Suréchantillonnage dans la production musicale

Suréchantillonnage Il s'agit du traitement interne d'un signal audio à une fréquence d'échantillonnage bien supérieure à la fréquence de Nyquist (généralement 2×, 4× ou 8×) avant que le plugin ne sous-échantillonne le résultat à la fréquence du projet. Ce procédé déplace le repliement de spectre et l'effet d'image hors de la plage audible (inférieure à 20 kHz) vers des plages de fréquences moins critiques et réduit considérablement la distorsion non linéaire.

Qu’est-ce que le suréchantillonnage ?

En production musicale, le suréchantillonnage désigne une technique où un plugin traite le signal audio à une fréquence d'échantillonnage supérieure à celle requise par le format de sortie. Un filtre de sous-échantillonnage ramène ensuite le signal à la fréquence d'échantillonnage d'origine du projet.

Le suréchantillonnage est souvent utilisé dans les processeurs audio numériques tels que égaliseursLe suréchantillonnage est utilisé dans les compresseurs, les saturateurs et autres effets non linéaires. La fréquence d'échantillonnage interne plus élevée permet des calculs plus précis, réduit les artefacts de repliement de spectre et dégrade significativement l'intermodulation lors des processus non linéaires (écrêtage, saturation). L'utilisation judicieuse du suréchantillonnage dans les plugins de mastering est présentée dans… Guide du mastering dans le contexte de la chaîne de signal.

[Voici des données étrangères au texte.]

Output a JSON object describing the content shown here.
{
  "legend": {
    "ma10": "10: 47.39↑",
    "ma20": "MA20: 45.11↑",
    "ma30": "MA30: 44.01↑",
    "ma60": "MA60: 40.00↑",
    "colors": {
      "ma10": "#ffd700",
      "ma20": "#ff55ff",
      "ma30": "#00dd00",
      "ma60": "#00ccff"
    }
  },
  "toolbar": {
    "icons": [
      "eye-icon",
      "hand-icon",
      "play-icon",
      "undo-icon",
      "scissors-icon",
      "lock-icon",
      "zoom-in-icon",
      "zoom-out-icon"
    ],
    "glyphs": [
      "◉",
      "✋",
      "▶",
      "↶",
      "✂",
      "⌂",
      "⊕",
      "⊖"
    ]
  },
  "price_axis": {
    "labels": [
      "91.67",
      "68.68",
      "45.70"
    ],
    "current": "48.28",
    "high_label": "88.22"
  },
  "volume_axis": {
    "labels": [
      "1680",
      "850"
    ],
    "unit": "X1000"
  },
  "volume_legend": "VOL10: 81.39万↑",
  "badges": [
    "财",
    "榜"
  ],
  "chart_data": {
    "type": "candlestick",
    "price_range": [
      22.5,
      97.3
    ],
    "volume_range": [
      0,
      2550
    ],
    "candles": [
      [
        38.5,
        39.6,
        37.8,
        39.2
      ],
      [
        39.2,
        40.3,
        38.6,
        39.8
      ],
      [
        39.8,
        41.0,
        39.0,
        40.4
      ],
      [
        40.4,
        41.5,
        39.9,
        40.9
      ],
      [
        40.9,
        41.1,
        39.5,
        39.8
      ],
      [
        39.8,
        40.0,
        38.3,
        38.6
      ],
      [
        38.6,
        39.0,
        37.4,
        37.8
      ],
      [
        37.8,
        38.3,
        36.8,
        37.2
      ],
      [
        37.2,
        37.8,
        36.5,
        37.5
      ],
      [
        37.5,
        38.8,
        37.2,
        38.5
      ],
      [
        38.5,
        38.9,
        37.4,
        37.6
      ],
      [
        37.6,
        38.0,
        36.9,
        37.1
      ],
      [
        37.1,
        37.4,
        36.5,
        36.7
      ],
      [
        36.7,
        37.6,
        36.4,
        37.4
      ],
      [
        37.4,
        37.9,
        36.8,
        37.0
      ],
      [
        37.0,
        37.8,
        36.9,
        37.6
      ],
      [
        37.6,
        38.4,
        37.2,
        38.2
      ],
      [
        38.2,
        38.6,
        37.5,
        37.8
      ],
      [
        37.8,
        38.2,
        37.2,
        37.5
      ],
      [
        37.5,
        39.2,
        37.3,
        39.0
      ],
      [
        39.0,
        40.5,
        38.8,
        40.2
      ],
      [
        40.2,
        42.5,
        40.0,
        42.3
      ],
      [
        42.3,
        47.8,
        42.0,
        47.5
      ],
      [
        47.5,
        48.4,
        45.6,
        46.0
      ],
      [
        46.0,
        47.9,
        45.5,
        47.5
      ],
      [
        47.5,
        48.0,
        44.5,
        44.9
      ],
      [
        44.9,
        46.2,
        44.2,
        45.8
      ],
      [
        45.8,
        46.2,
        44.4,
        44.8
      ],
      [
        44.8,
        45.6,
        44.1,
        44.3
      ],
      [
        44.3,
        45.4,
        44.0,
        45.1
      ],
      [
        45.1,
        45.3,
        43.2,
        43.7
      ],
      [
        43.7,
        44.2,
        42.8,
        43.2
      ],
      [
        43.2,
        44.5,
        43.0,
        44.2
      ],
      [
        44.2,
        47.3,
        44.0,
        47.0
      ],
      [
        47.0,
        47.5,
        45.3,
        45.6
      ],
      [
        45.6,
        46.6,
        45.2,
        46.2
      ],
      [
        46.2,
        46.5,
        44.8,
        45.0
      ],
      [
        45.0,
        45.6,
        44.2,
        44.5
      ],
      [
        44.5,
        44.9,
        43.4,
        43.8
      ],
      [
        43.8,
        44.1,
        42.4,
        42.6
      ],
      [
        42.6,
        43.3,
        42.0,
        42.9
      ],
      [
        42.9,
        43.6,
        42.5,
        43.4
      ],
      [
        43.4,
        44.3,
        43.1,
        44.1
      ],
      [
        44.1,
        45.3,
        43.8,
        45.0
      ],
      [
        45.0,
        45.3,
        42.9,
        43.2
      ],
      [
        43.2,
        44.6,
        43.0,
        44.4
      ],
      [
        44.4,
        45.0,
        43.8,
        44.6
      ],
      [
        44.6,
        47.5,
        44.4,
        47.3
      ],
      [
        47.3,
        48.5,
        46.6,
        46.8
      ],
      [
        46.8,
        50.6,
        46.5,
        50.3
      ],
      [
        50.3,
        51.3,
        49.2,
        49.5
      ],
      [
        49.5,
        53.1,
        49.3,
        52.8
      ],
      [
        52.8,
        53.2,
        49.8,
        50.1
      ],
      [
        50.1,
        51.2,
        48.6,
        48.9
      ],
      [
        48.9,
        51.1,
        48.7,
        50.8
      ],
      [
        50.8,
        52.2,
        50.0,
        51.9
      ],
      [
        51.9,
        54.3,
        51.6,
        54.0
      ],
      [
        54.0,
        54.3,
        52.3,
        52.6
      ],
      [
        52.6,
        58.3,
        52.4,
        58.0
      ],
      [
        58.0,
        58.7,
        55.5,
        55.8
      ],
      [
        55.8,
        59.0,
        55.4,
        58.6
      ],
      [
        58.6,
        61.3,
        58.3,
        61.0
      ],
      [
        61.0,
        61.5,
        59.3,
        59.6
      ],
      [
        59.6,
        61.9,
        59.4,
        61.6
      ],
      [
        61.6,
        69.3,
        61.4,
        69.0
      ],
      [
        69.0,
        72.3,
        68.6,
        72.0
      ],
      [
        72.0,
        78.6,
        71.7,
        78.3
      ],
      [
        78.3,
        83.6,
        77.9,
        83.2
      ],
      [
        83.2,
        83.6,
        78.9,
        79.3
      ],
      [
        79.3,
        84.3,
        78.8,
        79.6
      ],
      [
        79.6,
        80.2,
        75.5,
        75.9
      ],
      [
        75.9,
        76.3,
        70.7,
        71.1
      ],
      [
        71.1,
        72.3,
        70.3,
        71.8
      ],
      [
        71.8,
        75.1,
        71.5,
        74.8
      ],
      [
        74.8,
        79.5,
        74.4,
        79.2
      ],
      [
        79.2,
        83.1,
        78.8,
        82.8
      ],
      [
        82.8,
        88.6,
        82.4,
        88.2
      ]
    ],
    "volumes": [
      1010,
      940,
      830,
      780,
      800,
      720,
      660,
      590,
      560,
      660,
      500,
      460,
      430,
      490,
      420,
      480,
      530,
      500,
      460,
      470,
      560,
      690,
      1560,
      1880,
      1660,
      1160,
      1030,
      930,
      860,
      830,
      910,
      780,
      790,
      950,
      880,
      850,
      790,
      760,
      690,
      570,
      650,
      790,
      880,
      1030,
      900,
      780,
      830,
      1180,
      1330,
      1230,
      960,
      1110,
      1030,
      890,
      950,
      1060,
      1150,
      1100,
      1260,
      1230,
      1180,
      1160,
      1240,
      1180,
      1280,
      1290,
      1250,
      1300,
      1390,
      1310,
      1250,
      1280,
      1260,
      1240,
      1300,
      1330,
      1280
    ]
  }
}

Aperçu des facteurs de suréchantillonnage

facteur Fréquence interne à 44,1 kHz Fréquence interne à 48 kHz Avantages typiques
2 × 88,2 kHz 96 kHz Bon point d'entrée, faible consommation de ressources CPU, réduction du repliement de spectre grâce à l'égalisation et à la compression.
4 × 176,4 kHz 192 kHz Recommandé pour les saturateurs et les façonneurs d'ondes, intermodulation considérablement réduite.
8 × 352,8 kHz 384 kHz Qualité optimale pour les processus non linéaires (émulations de machines à bande, écrêtage progressif) ; exigences élevées en matière de processeur
Visualisation 3D de deux ondes sinusoïdales en comparaison : courbe d’aliasing grossière en orange et courbe de suréchantillonnage lisse en bleu sur un fond sombre.
Lors du mastering, le suréchantillonnage dans les plugins non linéaires (limiteurs, saturateurs, excitateurs) réduit la génération de distorsion de repliement de spectre et d'artefacts d'intermodulation. Les limiteurs Brickwall, en particulier, en bénéficient : avec un suréchantillonnage 4× ou 8×, l'algorithme fonctionne en interne entre 176,4 et 384 kHz, ce qui permet de limiter les crêtes proprement sans générer d'harmoniques de repliement de spectre audibles.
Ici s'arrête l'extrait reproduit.